Chinese products have gotten a bad reputation. It seems like every time you turn around there is some new issue about products that are sourced from China: everything from our toys, to our milk, to our baby food.
Americans fuss and fume over the possibility that some independent agency needs to safeguard our food supply. But in China, it seems like we have a petri dish in which the lack of any adult supervision produces products that end up killing people. 
And, yes, individuals responsible are jailed or even executed on the back end … but that does nothing for the families who were hurt by the unsafe products on the front end!  

As early as last July, samples of milk powder found in northwest China’s Gansu and Qinghai provinces had levels of melamine up to 500 times the permitted limit, underscoring the lax enforcement of food safety in the country.

Melamine is the same chemical that killed several babies in a milk powder scandal in 2008.

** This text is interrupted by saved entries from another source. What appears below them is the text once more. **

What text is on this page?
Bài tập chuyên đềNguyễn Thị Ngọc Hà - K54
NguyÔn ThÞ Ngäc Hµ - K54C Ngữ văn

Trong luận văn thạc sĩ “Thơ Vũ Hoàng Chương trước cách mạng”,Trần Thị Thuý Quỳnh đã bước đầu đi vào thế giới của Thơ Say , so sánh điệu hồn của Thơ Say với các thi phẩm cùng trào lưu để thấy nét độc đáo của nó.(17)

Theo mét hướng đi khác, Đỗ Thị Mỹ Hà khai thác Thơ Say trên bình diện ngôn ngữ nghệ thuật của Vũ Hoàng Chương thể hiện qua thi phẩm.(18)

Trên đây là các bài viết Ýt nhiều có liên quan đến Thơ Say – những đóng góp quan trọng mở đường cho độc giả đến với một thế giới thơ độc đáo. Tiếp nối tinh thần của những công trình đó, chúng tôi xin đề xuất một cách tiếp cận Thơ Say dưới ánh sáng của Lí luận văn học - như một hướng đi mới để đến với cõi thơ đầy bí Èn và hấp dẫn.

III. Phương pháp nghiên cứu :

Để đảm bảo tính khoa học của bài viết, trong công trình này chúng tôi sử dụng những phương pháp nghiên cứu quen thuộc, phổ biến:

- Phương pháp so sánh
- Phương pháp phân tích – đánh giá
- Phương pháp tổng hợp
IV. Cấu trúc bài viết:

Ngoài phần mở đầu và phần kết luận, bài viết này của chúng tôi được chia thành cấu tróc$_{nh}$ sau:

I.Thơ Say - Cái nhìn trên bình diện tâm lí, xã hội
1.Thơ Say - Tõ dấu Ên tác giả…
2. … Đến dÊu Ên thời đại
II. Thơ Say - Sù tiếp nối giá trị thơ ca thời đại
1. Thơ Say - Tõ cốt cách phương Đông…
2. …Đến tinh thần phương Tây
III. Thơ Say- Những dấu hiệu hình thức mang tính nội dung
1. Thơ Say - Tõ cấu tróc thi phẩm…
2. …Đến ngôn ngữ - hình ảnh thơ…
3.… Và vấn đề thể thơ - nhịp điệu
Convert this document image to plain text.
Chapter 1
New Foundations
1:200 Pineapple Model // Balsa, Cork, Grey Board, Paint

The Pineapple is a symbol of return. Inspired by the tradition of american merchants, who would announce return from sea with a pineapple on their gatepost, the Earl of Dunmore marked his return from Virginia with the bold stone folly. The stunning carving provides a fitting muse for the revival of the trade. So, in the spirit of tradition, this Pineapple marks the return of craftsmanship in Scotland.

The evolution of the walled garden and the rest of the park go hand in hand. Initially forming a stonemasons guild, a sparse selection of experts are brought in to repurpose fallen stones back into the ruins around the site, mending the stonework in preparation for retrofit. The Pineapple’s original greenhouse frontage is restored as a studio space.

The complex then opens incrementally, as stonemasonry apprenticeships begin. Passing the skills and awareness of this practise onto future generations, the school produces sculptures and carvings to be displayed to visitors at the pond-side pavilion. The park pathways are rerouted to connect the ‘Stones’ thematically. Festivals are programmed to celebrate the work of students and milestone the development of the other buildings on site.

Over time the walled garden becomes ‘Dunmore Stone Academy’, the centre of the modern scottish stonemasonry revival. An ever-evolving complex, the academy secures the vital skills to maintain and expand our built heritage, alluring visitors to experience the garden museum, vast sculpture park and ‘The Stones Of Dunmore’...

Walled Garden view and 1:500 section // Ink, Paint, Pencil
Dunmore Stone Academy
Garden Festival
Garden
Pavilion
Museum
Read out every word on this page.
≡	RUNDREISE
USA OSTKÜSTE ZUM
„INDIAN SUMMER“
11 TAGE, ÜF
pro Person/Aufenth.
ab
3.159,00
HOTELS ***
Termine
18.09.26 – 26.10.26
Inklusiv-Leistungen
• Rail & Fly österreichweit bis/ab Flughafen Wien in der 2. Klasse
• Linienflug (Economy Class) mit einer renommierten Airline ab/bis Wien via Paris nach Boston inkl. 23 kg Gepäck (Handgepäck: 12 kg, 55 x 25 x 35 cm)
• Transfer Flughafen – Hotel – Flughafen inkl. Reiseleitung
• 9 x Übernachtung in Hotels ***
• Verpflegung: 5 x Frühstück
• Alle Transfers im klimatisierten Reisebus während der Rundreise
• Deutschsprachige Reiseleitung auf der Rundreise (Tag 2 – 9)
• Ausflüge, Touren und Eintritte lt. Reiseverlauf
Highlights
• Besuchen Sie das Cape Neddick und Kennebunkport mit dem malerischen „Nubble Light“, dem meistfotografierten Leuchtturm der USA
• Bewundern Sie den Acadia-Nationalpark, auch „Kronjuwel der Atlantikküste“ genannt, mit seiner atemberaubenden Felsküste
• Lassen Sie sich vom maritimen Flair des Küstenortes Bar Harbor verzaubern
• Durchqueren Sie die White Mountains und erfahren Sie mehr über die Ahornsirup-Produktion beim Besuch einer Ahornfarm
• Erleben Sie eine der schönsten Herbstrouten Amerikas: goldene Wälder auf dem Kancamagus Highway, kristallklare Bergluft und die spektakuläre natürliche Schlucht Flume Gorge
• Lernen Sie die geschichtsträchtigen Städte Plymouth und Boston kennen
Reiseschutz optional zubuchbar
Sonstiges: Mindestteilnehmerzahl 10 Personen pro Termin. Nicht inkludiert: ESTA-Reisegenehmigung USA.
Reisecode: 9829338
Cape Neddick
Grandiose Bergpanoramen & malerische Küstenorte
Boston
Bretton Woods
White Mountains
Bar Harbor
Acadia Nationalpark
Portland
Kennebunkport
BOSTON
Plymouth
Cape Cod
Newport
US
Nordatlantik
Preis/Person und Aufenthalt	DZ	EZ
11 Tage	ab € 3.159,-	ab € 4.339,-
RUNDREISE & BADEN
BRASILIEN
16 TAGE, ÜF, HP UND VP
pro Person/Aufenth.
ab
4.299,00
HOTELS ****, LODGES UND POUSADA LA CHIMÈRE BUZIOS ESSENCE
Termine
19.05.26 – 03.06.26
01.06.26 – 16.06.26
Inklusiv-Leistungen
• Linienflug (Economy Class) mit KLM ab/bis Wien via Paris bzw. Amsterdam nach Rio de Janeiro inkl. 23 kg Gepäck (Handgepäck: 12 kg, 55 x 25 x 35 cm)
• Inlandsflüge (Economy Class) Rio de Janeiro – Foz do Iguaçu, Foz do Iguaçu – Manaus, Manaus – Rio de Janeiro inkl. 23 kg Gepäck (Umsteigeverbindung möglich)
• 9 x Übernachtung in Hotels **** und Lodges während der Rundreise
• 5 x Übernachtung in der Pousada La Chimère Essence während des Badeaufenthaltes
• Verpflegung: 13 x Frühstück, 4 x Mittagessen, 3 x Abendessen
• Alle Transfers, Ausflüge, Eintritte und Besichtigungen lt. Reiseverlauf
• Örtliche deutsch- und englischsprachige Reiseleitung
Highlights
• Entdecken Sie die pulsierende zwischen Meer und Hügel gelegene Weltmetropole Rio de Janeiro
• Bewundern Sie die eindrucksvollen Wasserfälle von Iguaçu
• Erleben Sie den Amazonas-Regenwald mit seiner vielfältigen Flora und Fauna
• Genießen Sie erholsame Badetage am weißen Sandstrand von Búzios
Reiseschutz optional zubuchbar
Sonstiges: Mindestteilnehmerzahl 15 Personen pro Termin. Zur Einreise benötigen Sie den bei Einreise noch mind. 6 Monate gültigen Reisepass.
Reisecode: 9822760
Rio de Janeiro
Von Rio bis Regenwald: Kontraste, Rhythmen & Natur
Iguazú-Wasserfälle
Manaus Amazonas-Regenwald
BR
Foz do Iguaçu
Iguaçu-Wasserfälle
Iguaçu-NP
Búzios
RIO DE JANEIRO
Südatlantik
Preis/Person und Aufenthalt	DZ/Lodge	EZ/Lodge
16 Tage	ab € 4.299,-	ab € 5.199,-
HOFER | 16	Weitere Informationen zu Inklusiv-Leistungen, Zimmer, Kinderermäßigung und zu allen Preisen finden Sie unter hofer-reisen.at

Thirty-eight people were awaiting trial, the report said, adding that Chinese authorities have seized 2,132 tons of melamine-tainted milk powder. “They were found to have used melamine-tainted milk powder as raw material to produce dairy products or sell such dairy products,” Xinhua cited the commission as saying. The latest crackdown identified “loopholes in the quality control system of dairy products”, Xinhua said, citing the statement.

The exposure of tainted milk products in poor and remote parts of China’s northwest has underscored the persistence of food safety problems that have alarmed consumers and sparked criminal scandals that led to executions and official sackings.

A total of 191 officials were punished, with 26 fired, Xinhua said.

In 2008, at least six children died and nearly 300,000 children fell ill from drinking powdered milk laced with melamine, an industrial compound added to fool inspectors by giving misleadingly high results in protein tests.

China executed two people in November 2009 for their role in the scandal, but has also kept a tight lid on public discontent over the case, jailing a man who organized a website for parents of children who became ill.

Melamine can cause kidney stones, and is used to make plastics, fertilizers and concrete. Its high nitrogen content allows protein levels to appear higher when added to milk or animal feed, allowing traders to disguise substandard products.